Much of the economic success of this second-tier city comes from its nomination as one of the first four China’s Special Economic Zones that engaged in trade with the outside world, an advantage that still pays off after thirty years.
The city not only hosts the annual China International Fair for Investment and Trade but it is also the headquarter for the country’s best-known sports brands such as Anta, 360°, and Peak Sport.
As the primary international port of the Province, Xiamen soon became a center of China’s trade, with hundreds of thousands of tons shipped abroad every year.
In 2018, Amazon Global Selling decided to invest in the city and it launched its Xiamen Cross-border E-commerce Park, the first cross-border e-commerce park in South China opened by Amazon, and the second cross-border e-commerce park in the country. This marks the strong intention to promote the export of regional cross-border e-commerce embracing foreign trade.
Today, the Xiamen International Airport welcomes 38 million passengers per year. Moreover, Fujian’s flagship airline, Xiamen Airlines, which links the province with some of the best known international destinations such as Amsterdam, Los Angeles, and Singapore, was the first Chinese air carrier founded entirely with private capital.
So, Xiamen embodies both a strategic commercial route as well as one of the most popular Chinese tourist destinations.
© Pixabay.

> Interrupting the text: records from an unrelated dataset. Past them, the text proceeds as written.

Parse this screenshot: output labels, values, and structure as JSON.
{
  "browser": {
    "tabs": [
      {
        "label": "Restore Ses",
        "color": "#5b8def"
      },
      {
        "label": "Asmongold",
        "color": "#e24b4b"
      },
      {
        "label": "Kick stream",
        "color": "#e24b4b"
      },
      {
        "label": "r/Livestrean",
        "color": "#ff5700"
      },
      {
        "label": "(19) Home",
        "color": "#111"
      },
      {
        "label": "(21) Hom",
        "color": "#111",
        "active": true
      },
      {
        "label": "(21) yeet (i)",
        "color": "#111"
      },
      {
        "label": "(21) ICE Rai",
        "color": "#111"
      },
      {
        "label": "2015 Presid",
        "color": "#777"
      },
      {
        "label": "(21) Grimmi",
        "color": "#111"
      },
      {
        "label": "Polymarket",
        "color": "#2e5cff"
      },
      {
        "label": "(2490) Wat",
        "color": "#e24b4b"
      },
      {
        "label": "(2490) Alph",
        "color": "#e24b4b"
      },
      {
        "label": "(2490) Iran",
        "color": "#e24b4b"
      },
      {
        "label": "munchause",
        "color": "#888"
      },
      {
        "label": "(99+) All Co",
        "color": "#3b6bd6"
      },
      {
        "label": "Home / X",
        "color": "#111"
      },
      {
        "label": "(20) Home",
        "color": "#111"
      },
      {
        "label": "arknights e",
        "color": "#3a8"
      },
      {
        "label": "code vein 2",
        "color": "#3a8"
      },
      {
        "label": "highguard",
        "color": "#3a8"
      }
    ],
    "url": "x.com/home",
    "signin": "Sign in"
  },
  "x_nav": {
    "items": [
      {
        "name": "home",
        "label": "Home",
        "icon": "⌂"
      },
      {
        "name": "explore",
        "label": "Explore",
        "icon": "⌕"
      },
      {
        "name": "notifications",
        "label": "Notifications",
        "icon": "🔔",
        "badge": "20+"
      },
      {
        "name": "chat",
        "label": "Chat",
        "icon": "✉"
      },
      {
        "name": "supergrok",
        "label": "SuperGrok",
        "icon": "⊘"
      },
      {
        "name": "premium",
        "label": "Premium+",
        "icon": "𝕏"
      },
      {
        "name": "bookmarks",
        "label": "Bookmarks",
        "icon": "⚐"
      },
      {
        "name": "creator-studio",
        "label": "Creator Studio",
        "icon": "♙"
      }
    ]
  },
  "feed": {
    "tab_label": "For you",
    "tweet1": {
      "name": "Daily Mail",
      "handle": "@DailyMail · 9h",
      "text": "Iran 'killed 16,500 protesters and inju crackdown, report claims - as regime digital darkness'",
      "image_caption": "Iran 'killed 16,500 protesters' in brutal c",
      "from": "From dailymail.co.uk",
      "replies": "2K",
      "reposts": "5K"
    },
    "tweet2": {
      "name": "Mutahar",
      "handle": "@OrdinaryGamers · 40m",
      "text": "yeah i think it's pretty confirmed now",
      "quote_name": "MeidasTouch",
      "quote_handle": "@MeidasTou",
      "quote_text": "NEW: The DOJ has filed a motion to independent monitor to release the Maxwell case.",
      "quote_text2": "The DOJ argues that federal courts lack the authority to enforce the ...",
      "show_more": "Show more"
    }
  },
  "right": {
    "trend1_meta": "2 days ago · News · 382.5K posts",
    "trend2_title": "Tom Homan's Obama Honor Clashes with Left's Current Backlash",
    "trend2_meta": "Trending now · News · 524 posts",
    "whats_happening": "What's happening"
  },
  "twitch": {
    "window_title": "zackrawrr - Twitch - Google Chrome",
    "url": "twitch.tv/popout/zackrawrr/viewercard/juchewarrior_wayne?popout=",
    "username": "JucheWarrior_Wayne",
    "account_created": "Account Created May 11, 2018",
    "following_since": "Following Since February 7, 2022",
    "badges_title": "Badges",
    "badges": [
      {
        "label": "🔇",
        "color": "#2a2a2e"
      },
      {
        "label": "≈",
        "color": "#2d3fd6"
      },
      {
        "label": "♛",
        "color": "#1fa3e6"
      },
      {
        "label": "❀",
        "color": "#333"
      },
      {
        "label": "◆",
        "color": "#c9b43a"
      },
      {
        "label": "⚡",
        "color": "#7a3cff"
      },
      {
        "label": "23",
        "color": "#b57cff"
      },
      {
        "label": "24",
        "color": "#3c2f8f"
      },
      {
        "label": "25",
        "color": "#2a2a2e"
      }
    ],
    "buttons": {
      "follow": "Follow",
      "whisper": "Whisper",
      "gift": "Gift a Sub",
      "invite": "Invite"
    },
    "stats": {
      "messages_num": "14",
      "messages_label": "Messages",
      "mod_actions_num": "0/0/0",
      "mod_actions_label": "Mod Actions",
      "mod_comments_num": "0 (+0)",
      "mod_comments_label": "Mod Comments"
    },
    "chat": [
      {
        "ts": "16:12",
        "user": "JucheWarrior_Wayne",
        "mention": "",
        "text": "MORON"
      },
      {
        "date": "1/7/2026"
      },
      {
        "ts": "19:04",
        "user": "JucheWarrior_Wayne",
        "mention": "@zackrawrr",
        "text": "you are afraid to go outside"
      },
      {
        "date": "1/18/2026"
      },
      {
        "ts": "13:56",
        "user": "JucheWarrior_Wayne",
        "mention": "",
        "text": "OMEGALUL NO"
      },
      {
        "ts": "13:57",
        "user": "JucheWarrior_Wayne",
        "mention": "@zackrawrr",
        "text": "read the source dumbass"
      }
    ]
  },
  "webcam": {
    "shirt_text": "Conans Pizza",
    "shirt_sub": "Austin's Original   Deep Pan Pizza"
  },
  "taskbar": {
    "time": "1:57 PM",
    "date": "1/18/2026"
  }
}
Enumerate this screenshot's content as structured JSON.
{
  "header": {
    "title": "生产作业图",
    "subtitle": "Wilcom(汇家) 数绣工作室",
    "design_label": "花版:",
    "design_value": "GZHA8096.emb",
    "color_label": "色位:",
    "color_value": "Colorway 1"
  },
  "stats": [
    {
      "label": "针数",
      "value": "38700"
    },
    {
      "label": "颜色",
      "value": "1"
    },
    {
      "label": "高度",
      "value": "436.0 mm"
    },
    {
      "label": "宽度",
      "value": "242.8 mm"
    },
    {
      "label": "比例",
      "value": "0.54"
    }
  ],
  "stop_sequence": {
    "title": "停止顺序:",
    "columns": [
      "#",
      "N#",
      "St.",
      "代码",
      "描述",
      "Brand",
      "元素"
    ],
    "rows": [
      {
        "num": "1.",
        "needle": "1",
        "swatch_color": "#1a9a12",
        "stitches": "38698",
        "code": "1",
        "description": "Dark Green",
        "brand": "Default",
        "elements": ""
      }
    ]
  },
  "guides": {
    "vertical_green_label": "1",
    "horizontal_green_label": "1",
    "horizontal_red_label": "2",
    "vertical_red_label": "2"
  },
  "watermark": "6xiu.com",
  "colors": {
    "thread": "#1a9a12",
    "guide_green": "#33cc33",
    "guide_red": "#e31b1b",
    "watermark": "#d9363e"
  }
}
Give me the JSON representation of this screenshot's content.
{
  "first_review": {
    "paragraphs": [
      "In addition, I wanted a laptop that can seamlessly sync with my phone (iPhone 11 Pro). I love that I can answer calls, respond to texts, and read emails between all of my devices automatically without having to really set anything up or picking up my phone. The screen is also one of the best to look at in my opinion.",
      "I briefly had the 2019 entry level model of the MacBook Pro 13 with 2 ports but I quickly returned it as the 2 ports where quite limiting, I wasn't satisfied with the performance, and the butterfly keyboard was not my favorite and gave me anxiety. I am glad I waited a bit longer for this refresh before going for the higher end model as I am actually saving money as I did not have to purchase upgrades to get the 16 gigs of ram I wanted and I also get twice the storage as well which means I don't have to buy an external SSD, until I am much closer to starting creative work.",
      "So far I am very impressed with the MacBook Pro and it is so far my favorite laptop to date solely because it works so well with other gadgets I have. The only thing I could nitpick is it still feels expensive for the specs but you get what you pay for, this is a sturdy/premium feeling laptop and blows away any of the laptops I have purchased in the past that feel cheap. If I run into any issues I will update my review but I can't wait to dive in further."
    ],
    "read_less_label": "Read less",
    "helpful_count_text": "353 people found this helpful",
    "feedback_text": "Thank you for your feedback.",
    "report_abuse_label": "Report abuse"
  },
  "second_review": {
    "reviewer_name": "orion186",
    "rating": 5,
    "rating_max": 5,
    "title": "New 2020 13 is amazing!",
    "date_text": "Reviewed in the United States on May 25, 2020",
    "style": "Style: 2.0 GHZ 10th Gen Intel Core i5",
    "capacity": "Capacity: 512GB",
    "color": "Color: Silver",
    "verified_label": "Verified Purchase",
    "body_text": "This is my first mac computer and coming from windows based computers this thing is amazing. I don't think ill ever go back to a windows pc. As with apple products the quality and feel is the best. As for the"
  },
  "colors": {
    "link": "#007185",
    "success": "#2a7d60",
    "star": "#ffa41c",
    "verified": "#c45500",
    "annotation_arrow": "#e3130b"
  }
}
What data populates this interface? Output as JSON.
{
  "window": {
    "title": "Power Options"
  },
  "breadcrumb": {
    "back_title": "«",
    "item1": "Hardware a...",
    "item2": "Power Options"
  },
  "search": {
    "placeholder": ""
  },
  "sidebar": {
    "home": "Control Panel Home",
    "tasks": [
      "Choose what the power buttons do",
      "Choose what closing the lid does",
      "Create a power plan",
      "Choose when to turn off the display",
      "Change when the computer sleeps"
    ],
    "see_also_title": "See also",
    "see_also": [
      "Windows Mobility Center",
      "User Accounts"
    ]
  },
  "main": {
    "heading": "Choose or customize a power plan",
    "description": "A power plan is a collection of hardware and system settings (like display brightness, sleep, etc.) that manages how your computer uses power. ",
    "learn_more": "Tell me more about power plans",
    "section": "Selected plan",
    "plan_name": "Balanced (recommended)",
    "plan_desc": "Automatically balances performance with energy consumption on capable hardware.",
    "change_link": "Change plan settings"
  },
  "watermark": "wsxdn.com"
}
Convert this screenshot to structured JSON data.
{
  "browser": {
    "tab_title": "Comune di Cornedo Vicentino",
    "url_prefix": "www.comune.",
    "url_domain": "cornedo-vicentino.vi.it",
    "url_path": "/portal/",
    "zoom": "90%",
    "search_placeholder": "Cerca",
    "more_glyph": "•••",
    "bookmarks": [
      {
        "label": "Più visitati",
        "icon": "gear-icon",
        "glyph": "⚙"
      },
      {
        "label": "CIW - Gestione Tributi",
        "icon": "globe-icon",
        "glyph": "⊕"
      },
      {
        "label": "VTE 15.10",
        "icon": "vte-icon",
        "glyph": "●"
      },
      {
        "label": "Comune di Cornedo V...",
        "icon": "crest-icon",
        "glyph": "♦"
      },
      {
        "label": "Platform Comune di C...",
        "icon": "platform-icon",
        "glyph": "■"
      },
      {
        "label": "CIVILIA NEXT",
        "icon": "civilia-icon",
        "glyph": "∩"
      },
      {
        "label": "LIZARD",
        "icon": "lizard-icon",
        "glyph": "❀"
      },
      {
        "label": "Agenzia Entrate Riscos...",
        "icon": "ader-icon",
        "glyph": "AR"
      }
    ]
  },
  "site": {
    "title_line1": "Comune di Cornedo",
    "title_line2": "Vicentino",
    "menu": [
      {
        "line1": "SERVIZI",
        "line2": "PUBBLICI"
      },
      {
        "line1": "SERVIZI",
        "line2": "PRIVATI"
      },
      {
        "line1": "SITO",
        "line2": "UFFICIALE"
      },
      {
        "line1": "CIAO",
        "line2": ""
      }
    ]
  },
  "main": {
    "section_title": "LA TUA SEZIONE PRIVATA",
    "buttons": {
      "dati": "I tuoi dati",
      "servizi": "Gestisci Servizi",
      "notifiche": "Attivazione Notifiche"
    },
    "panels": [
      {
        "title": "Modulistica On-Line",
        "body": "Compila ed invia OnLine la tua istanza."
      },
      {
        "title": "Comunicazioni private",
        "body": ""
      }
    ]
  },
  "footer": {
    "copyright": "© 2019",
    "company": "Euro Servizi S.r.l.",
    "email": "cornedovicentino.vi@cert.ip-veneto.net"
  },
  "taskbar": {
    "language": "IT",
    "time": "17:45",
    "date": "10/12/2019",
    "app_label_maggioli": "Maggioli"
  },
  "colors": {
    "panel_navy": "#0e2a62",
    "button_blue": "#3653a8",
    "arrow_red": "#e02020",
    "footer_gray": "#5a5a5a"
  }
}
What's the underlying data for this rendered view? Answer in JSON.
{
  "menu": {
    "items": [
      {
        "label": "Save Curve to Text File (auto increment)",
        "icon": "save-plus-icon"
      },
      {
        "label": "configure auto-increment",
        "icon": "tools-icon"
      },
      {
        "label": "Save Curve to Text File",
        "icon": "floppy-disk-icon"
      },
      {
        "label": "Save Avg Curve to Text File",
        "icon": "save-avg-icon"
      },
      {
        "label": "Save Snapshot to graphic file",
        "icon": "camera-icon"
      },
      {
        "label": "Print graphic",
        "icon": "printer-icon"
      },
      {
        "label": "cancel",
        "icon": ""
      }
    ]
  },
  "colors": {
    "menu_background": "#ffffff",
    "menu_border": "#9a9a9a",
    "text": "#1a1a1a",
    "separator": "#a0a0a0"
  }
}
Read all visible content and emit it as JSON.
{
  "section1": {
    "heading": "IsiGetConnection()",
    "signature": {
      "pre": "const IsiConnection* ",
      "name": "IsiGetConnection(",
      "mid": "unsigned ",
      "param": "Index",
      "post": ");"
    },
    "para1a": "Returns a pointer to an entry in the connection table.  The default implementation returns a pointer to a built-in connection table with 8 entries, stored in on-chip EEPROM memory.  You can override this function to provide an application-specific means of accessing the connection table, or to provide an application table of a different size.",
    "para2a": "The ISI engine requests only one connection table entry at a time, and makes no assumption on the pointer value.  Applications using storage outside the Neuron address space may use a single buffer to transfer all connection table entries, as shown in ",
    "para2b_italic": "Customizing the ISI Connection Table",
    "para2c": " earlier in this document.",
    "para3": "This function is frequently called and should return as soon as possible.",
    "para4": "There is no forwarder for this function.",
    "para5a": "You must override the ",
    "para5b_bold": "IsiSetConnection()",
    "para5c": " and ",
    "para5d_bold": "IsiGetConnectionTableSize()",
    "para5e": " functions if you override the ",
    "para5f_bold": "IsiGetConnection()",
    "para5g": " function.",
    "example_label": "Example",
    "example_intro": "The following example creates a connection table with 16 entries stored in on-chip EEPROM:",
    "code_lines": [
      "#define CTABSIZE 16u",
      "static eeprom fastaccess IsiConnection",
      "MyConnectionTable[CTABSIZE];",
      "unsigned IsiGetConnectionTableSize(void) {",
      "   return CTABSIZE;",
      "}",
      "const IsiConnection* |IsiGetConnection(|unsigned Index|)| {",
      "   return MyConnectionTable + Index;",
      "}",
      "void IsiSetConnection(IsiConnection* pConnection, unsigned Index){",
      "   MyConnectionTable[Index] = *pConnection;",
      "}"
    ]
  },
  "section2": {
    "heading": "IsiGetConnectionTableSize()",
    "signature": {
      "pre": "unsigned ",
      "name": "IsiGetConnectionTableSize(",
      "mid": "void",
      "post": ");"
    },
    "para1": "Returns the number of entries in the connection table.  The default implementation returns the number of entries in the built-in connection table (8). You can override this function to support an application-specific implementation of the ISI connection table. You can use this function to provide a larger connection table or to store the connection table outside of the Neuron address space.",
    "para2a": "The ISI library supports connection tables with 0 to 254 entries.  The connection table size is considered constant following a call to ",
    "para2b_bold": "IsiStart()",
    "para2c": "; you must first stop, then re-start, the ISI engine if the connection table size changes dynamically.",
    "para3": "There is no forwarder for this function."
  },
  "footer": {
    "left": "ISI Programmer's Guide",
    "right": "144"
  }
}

Xiamen, Fujian. Historically known as the British tea trade harbor, today Xiamen is one of the busiest centers of China’s trade.
Fuzhou and Xiamen are thus rapidly expanding manufacturing and commercial hubs while many of the world’s leading digital Chinese companies have been founded by people from the Fujian area.
Currently, Fujian ports have recorded cargo traffic of 500 million tons, while Xiamen’s port keeps being one of the most important in the People’s Republic. Then, since the Fujian Free Trade Zone was developed in 2015, the Province quickly became the most important gateway to the entire southeast of China.
So, as more foreign companies do business in China’s second-tier cities, why is Fujian so important?
In China 2.0, the Fujian Province represents an all-dimensional, multilevel and wide-ranging model of openness.
The Province not only is a huge market with the highest growth rates but it represents also a hub for the arrival of foreign goods through developed infrastructures, which facilitate influx into all the areas bordering Fujian.
For this reason, since 2015, international brands with offices in Beijing or Shanghai have opened branches in Xiamen enabling the Province to trade globally. Fujian, in fact, already established economic and commercial relations with 225 new markets that include entire nations.
While the Made in China 2025 plan lays its foundations in ambitious local economies for building a self-sufficient hi-tech leader, Fuzhou and Xiamen are two strategic outposts for the Belt and Road Initiative that will connect this new Chinese hi-tech superpower with the global market.
The two fast-growing cities speeded up their development to become future hubs for Beijing’s new plans of innovation and now they represent an emerging opportunity for both local economy and foreign enterprises.
From a strategic port for the tea trade from Britain to a strategic gateway for the global market, the Fujian Province is probably going to attract much more foreign interest in the near future.